Interestingly, though, there are a couple of issues affecting us that were resolved long ago in very different ways, and they give us a lesson in what might happen with today’s concerns. Helmet laws and top-speed wars used to be a big deal, and while the first was settled by the government imposing legislation on us – end of argument – the second was dealt with voluntarily by the industry with a far more satisfying result.
Don’t get me wrong with helmet laws: CMG’s view is that riders should always wear a proper helmet, just as they should always wear All The Gear, All The Time. To ride without a helmet is just dumb, and selfish. That doesn’t mean that I don’t like to do so every now and again. My own personal rule is that if I’m in a helmet-free state, no more than one day in a year, I might ride without a helmet. It feels pretty good on a country road, not too fast, with sun on my forehead and wind in my hair. But I know I’m far more likely to be killed if I fall off the bike and that’s just selfish, so I set my own rule of only once a year. To be honest, it’s been several years now since I last rode anywhere without a helmet, but I still like to have the choice. I’m glad Canada has a mandatory helmet-use law in every province and territory because otherwise I’d be tempted to be stupid more often.
The top-speed wars were more contentious. In the 1990s, most of the motorcycle manufacturers were competing hard against each other for the bragging rights of creating the fastest production motorcycle in the world. In 1999, Suzuki came out with the Hayabusa, the first easily-purchased bike capable of more than 300 km/h, and Kawasaki let it be known that the upcoming ZX-12R would be even faster. Legislators in Europe, however, were far less impressed and suggested that such motorcycles would be banned if they became any more powerful; consequently, all the manufacturers agreed to a voluntary limit on top speed of around 300 km/h, and the Kawasaki was toned down to keep its speed just a few km/h below the Suzuki, which was itself slightly detuned. Instead of pure speed, the manufacturers accepted they’d reached a practical limit and started focusing more on handling, response and comfort.

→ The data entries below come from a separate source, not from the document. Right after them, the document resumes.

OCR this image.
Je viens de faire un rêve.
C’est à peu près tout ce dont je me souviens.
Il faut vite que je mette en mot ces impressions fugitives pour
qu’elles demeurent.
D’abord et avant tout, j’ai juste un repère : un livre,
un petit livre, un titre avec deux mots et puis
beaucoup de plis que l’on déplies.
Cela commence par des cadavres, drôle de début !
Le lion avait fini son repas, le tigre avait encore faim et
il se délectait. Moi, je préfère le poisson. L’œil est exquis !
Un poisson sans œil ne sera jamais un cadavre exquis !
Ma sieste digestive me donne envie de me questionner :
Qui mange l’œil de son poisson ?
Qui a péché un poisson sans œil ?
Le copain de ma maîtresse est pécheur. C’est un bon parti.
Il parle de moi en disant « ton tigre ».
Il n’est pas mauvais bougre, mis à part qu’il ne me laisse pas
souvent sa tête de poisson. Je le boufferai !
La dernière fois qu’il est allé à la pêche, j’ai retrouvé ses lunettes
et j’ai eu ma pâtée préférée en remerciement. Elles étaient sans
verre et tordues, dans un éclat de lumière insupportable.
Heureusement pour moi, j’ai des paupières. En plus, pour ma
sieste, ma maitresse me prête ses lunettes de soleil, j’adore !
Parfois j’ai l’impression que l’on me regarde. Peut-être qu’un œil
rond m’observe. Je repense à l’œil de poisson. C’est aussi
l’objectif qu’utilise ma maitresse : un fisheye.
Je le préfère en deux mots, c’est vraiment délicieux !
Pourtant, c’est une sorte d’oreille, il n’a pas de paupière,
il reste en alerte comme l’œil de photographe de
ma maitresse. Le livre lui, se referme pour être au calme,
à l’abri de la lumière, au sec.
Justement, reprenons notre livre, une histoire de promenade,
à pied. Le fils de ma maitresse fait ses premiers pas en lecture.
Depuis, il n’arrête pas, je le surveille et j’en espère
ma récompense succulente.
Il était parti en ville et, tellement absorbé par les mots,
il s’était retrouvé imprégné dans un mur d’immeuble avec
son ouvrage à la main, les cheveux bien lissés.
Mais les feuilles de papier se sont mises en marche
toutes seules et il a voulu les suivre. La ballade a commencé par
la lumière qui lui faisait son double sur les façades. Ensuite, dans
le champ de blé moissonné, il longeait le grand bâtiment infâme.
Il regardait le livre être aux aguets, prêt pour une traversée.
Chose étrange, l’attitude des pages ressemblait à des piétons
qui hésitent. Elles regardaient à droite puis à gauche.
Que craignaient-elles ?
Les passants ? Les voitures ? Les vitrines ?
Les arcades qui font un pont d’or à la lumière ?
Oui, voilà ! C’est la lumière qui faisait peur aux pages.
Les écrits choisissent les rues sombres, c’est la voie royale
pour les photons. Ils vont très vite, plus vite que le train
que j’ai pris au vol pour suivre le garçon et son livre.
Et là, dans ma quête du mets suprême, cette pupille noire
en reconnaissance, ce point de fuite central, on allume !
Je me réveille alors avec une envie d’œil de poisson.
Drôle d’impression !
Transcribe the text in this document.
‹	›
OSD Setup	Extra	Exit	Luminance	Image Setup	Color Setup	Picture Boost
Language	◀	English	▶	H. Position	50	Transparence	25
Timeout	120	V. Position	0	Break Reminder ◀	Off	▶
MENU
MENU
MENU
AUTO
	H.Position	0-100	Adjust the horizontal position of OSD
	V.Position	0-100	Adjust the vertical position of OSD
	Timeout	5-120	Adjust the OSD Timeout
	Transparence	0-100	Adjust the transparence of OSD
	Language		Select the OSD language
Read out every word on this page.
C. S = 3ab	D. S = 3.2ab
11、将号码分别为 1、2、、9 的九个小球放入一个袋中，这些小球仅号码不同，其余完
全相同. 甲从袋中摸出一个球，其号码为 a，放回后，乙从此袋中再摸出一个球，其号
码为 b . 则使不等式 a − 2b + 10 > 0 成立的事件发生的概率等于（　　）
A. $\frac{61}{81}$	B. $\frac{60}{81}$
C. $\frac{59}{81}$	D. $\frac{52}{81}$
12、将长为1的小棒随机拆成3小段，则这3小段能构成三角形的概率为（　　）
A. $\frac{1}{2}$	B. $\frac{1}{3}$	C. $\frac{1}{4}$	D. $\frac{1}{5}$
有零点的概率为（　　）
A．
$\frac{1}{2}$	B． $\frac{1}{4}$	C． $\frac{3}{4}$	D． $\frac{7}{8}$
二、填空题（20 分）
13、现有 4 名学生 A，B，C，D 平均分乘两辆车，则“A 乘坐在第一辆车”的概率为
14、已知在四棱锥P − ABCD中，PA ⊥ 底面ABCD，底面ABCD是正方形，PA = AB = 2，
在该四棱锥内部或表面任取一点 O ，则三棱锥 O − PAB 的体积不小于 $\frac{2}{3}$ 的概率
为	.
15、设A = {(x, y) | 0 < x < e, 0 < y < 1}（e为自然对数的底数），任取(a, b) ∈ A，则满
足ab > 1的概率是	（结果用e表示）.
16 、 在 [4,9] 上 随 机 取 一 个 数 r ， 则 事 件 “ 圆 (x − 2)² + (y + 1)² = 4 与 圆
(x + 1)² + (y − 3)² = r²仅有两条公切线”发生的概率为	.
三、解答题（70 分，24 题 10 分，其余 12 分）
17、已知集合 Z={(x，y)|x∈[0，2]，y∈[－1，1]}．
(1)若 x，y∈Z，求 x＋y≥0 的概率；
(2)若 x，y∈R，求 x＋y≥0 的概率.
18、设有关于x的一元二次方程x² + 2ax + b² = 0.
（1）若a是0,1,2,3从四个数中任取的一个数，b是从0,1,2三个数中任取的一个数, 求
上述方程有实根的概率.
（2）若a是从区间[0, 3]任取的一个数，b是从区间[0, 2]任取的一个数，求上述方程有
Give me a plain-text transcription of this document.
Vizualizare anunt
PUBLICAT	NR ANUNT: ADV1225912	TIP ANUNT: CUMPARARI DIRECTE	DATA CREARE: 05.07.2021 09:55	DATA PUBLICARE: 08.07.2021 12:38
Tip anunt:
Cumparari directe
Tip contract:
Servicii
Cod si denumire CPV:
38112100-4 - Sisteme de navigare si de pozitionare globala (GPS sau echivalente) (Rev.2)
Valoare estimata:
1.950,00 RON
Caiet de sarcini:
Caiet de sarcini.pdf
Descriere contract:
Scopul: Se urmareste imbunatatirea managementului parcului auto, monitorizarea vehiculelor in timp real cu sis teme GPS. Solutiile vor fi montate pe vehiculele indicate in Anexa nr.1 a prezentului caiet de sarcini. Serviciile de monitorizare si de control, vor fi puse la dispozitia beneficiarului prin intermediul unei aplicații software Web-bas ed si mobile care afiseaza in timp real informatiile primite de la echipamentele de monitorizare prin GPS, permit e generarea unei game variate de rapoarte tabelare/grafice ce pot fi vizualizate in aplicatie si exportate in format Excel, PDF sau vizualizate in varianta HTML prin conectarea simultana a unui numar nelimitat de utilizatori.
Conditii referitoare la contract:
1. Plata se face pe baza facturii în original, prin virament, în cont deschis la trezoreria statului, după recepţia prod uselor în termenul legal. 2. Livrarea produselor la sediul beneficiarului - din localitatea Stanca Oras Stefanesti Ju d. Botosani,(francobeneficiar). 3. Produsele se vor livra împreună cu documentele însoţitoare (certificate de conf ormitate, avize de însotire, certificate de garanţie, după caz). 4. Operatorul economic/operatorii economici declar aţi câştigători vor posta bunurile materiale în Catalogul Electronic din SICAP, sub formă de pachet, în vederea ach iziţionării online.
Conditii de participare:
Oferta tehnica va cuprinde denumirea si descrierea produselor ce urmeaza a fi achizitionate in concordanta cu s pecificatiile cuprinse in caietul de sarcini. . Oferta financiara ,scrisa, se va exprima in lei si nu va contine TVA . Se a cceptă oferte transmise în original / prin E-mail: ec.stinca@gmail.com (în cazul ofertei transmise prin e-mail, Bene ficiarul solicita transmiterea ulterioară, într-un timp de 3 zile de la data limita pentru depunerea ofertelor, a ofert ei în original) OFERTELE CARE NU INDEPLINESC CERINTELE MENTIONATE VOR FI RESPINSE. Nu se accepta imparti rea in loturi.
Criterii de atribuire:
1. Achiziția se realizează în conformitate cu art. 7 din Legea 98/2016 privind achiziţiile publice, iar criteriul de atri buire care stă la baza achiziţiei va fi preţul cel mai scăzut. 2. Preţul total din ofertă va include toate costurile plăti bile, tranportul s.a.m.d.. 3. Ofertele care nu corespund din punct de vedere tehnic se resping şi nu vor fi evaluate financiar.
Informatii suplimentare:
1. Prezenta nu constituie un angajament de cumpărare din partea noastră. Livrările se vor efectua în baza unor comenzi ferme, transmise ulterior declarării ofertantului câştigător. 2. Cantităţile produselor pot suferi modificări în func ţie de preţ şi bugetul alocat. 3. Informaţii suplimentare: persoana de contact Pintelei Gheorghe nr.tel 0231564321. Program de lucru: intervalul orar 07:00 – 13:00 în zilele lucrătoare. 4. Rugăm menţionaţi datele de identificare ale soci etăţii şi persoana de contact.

The point to all this is that the voluntary acceptance of limits is far preferable to the heavy-handed imposition of law, and we would be wise to remember this for the other challenges facing motorcycling. As Zac points out this week, many Canadian jurisdictions are considering blanket limits on motorcycles as a way to silence those with loud pipes, as has already happened in parts of Quebec; if we don’t make the decision for ourselves to stop pissing people off with overly loud pipes, then lawmakers will just prohibit all motorcycles from entire regions, whether they have loud pipes or not. This is the last thing any of us want – can’t we all agree on that?